Dari berbagai daftar ekstrakurikuler, Alysa memilih eskul jurnalistik yang cocok dengan minatnya membaca, ia juga ingin belajar menulis dengan mengikuti kegiatan ini. Di kelas 10A, selain dirinya ada Arman, Kinan, Ika, dan beberapa anak lain yang memilih eskul ini.

"Hai Ar, kamu daftar ke eskul jurnalis ya?" sapa Alysa pada jam istirahat.

"Iya,"

"Sama dong! Aku juga. Nanti sore ada pertemuan ya?"

"Iya. Selain jurnalis, kamu pilih eskul apa Lis?" tanya Arman.

"Nggak ada, aku nggak mau terlalu banyak kegiatan," ucap Alysa beralasan. "Kalau kamu, pilih eskul apa aja?" ucap Alysa balas bertanya.

"Selain jurnalis, aku ikut karate, KIR, dan sepak bola."

"Banyak juga eskul yang kamu pilih, apa nggak capek? Kamu wakil ketua kelas, lho."

Fakta yang Alysa kemukakan sudah Arman pertimbangkan ketika mendaftar. Sebab ia ingin mencari banyak kegiatan dan pengalaman di luar rumah, sekalipun sebagian waktunya sudah dipangkas oleh les tambahan.

"Justru itu, aku nyari pengalaman. Kalo nggak eskul aku disuruh jagain bocil. Kamu sendiri, apa nggak terlalu sedikit kegiatan yang kamu pilih?"

"Nggak, aku nggak mau ribet," jawab Alysa.

"Nggak tertarik masuk KIR? Lumayan, nambah temen," saran Arman.

"Emang KIR itu apa?

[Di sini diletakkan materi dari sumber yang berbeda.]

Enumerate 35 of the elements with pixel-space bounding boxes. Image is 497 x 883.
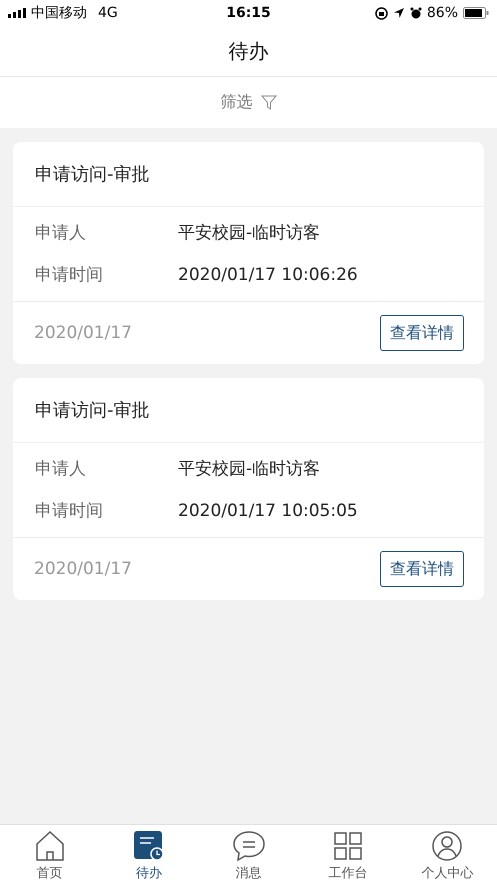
tab-item[interactable]: 待办 [99,825,199,883]
tab-item[interactable]: 个人中心 [398,825,497,883]
calendar-clock-icon [133,830,166,862]
field-label: 申请时间 [35,264,104,287]
grid-icon [332,830,364,862]
filter-icon [260,95,276,110]
card-date: 2020/01/17 [34,323,132,343]
rotation-lock-icon [374,6,388,20]
field-label: 申请人 [35,222,87,245]
alarm-icon [410,7,422,19]
card-title: 申请访问-审批 [13,142,484,207]
carrier-name: 中国移动 [31,4,87,22]
battery-percent: 86% [426,5,458,21]
battery-icon [463,7,490,19]
location-icon [392,7,405,19]
tab-item[interactable]: 首页 [0,825,100,883]
signal-icon [8,8,26,18]
card-date: 2020/01/17 [34,559,132,579]
field-label: 申请时间 [35,500,104,523]
tab-item[interactable]: 消息 [198,825,298,883]
field-label: 申请人 [35,458,87,481]
filter-button[interactable]: 筛选 [216,88,280,117]
field-value: 平安校园-临时访客 [178,222,322,245]
page-title: 待办 [228,38,268,64]
person-icon [431,830,464,862]
card-title: 申请访问-审批 [13,378,484,443]
field-value: 2020/01/17 10:06:26 [178,264,359,287]
field-value: 2020/01/17 10:05:05 [178,500,359,523]
network-type: 4G [98,5,118,21]
clock-time: 16:15 [226,5,271,21]
field-value: 平安校园-临时访客 [178,458,322,481]
details-button[interactable]: 查看详情 [380,551,464,587]
details-button[interactable]: 查看详情 [380,315,464,351]
tab-item[interactable]: 工作台 [298,825,398,883]
chat-bubble-icon [232,830,266,862]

Kenapa kamu ngerekomendasiin eskul itu ke aku?" Alysa membalas dengan pertanyaan.

"KIR itu Karya Ilmiah Remaja. Kata kakak kelas, kita bakal melakukan beberapa percobaan ilmiah, seringnya sih berkaitan sama makanan," jelas Arman mempromosikan.

"Ohh, makanan ya? Boleh juga sih," balas Alysa basa-basi.

Sebenarnya Alysa ingin mengajak Arman keluar untuk beristirahat, tetapi Arman terlihat sibuk mengatur absen dan mengisi formulir eskul, sehingga Alysa mengisi jam istirahatnya membaca buku ke perpustakaan.

Sejak Dani duduk dengan Ayu, anak itu selalu kemana-mana bersama tanpa mengajak Alysa, seolah-olah ada jarak di antara mereka. Alysa sama sekali tak mengerti, mengapa hal itu bisa terjadi?

Sayangnya, rasa enggan membuat Alysa tak ingin mengkonfirmasi hal itu ke Dani. Sehingga dia hanya bisa berasumsi bahwa ini soal lamanya waktu pertemanan, mengingat ia dan Dani memang tidak satu SMP.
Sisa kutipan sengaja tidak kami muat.